In questo modo, mandandoci persone da fuori, Dio evita che la realtà ristagni, che ripetiamo sempre le stesse cose, che ci sentiamo al sicuro nel continuare ad affermare la nostra immutabile identità.
Una società e una Chiesa che si guarda sempre l’ombelico, compiacendosi sempre di sé stessa, prima o poi muore, come Narciso insegna!
Nella Bibbia Dio si serve sempre degli “stranieri” o di quelli da cui non ci si aspetta niente, i piccoli e i poveri. Anche i profeti in Israele danno sempre l’impressione ai loro contemporanei di approdare come da un pianeta diverso, dicono una parola che non ci si aspetta che essi dicano.
Così avviene il miracolo: Dio può parlare al suo Popolo. Dice Dio: come faccio a dirti ciò che penso io e ciò che voglio io, se tu non ti apri mai ad una Parola diversa dalla tua e continui a ripetere solo ciò che dici e pensi tu?
Anche per la Chiesa, per la nostra Chiesa, vale lo stesso discorso.Le dice il Signore: se pensi di rimanere sempre tale e quale; se pensi che mentre il mondo cambia tu debba rimanere ferma nelle abitudini di sempre; se credi davvero che non sia tu a doverti fare prossima alle persone ma che siano gli altri a dover stare al tuo passo e al tuo ritmo, stai tranquilla che perderai ogni capacità di toccare il cuore delle persone! La Parola di Dio non ci troverà disposti ad essere testimoni autentici della Sua forza e della Sua bellezza, se la Chiesa in ogni stagione della sua vita non sarà disposta a convertirsi, a riformarsi, per obbedire alla Parola di Dio, per obbedire ad una spinta dello Spirito che Dio inspira: Ecclesia sempre reformanda!

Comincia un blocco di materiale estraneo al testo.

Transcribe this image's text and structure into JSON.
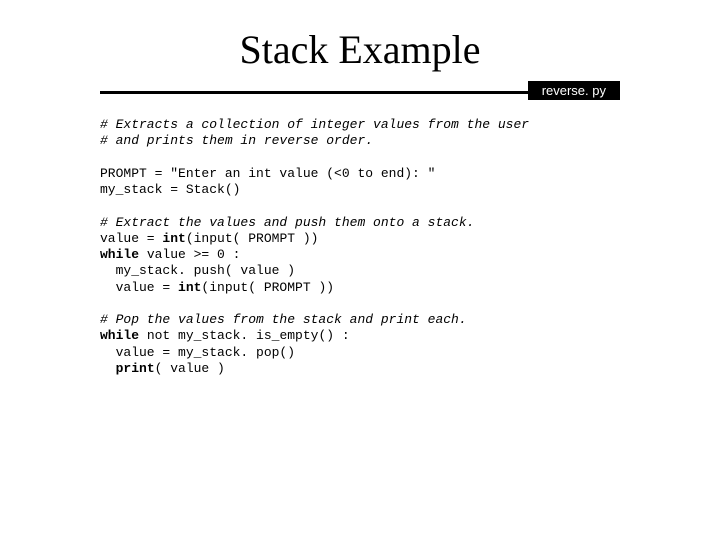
{
  "title": "Stack Example",
  "filename": "reverse. py",
  "code": {
    "c1": "# Extracts a collection of integer values from the user",
    "c2": "# and prints them in reverse order.",
    "l1": "PROMPT = \"Enter an int value (<0 to end): \"",
    "l2": "my_stack = Stack()",
    "c3": "# Extract the values and push them onto a stack.",
    "l3a": "value = ",
    "l3b": "int",
    "l3c": "(input( PROMPT ))",
    "l4a": "while",
    "l4b": " value >= 0 :",
    "l5": "  my_stack. push( value )",
    "l6a": "  value = ",
    "l6b": "int",
    "l6c": "(input( PROMPT ))",
    "c4": "# Pop the values from the stack and print each.",
    "l7a": "while",
    "l7b": " not my_stack. is_empty() :",
    "l8": "  value = my_stack. pop()",
    "l9a": "  ",
    "l9b": "print",
    "l9c": "( value )"
  }
}
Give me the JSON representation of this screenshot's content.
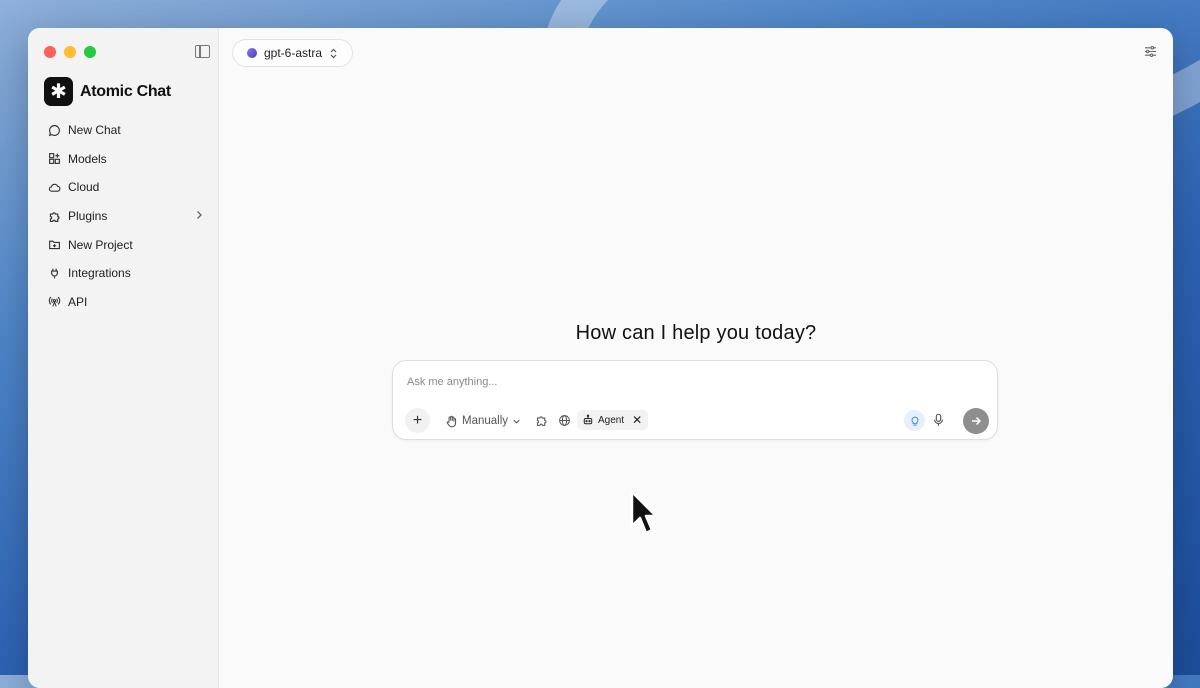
{
  "app": {
    "name": "Atomic Chat",
    "logo_icon": "asterisk-logo-icon"
  },
  "window": {
    "controls": [
      "close",
      "minimize",
      "zoom"
    ]
  },
  "sidebar": {
    "toggle_icon": "sidebar-toggle-icon",
    "items": [
      {
        "label": "New Chat",
        "icon": "chat-bubble-icon"
      },
      {
        "label": "Models",
        "icon": "grid-plus-icon"
      },
      {
        "label": "Cloud",
        "icon": "cloud-icon"
      },
      {
        "label": "Plugins",
        "icon": "puzzle-icon",
        "has_submenu": true
      },
      {
        "label": "New Project",
        "icon": "folder-plus-icon"
      },
      {
        "label": "Integrations",
        "icon": "plug-icon"
      },
      {
        "label": "API",
        "icon": "broadcast-icon"
      }
    ]
  },
  "header": {
    "model_selector": "gpt-6-astra",
    "settings_icon": "sliders-icon"
  },
  "main": {
    "greeting": "How can I help you today?",
    "composer": {
      "placeholder": "Ask me anything...",
      "mode": "Manually",
      "agent_chip": "Agent",
      "agent_close": "✕",
      "plus": "+",
      "colors": {
        "send": "#8e8e8e",
        "idea": "#e6f0fb",
        "idea_icon": "#4a90d9"
      }
    }
  }
}
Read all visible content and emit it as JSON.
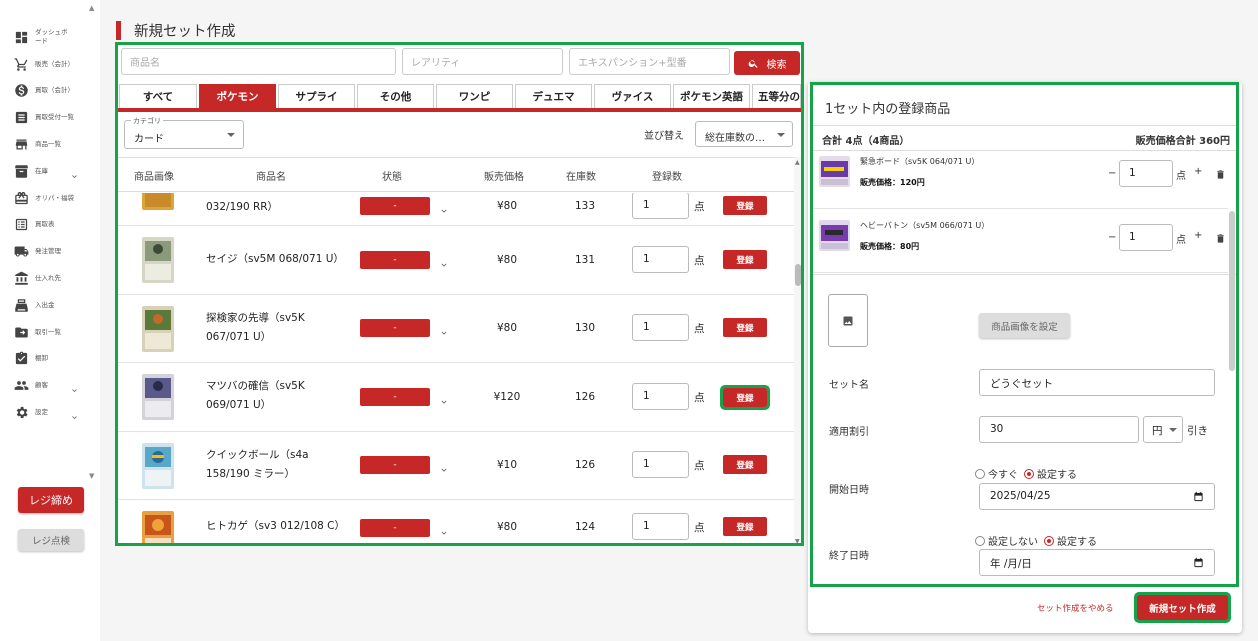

Quanto ci ha fatto bene, come comunità cristiana, vivere il Cammino Sinodale in questi due anni! Rimettersi in ascolto dello Spirito, con orecchi e cuore nuovi, metterci in ascolto tra di noi e in ascolto di tutti, anche di quelli che sono estranei e lontani dalla Chiesa. Ci ha fatto proprio bene! Interpellare la Parola di Dio con domande nuove, quelle che nascono dal confronto con i nostri contemporanei, ha fatto sì che dalla Parola di Dio emergessero nuove indicazioni per noi Chiesa oggi, indicazioni che abbiamo fissato nelle proposizioni approvate dall’Assemblea sinodale. Ringrazio con autentica gratitudine tutti gli “stranieri”: i ragazzi critici verso la Chiesa perché la considerano ormai vecchia ma che sono assetati di spiritualità; i cercatori inquieti e mai contenti del senso della vita; gli interpreti più lucidi della cultura del nostro tempo; le famiglie diverse da quella tradizionale; le famiglie con ragazzi fragili; quelle in situazione di povertà; le persone omosessuali; quelle che fuggono dalla guerra e dalla fame… Tutte persone che ci hanno messo in crisi e fatto interrogare, che ci hanno spinto ad interrogare di nuovo il Signore: Signore, come vuoi la Chiesa, in questo tempo? Cosa vuoi da noi? Come vuoi che annunci l’eterno Vangelo della misericordia di Dio?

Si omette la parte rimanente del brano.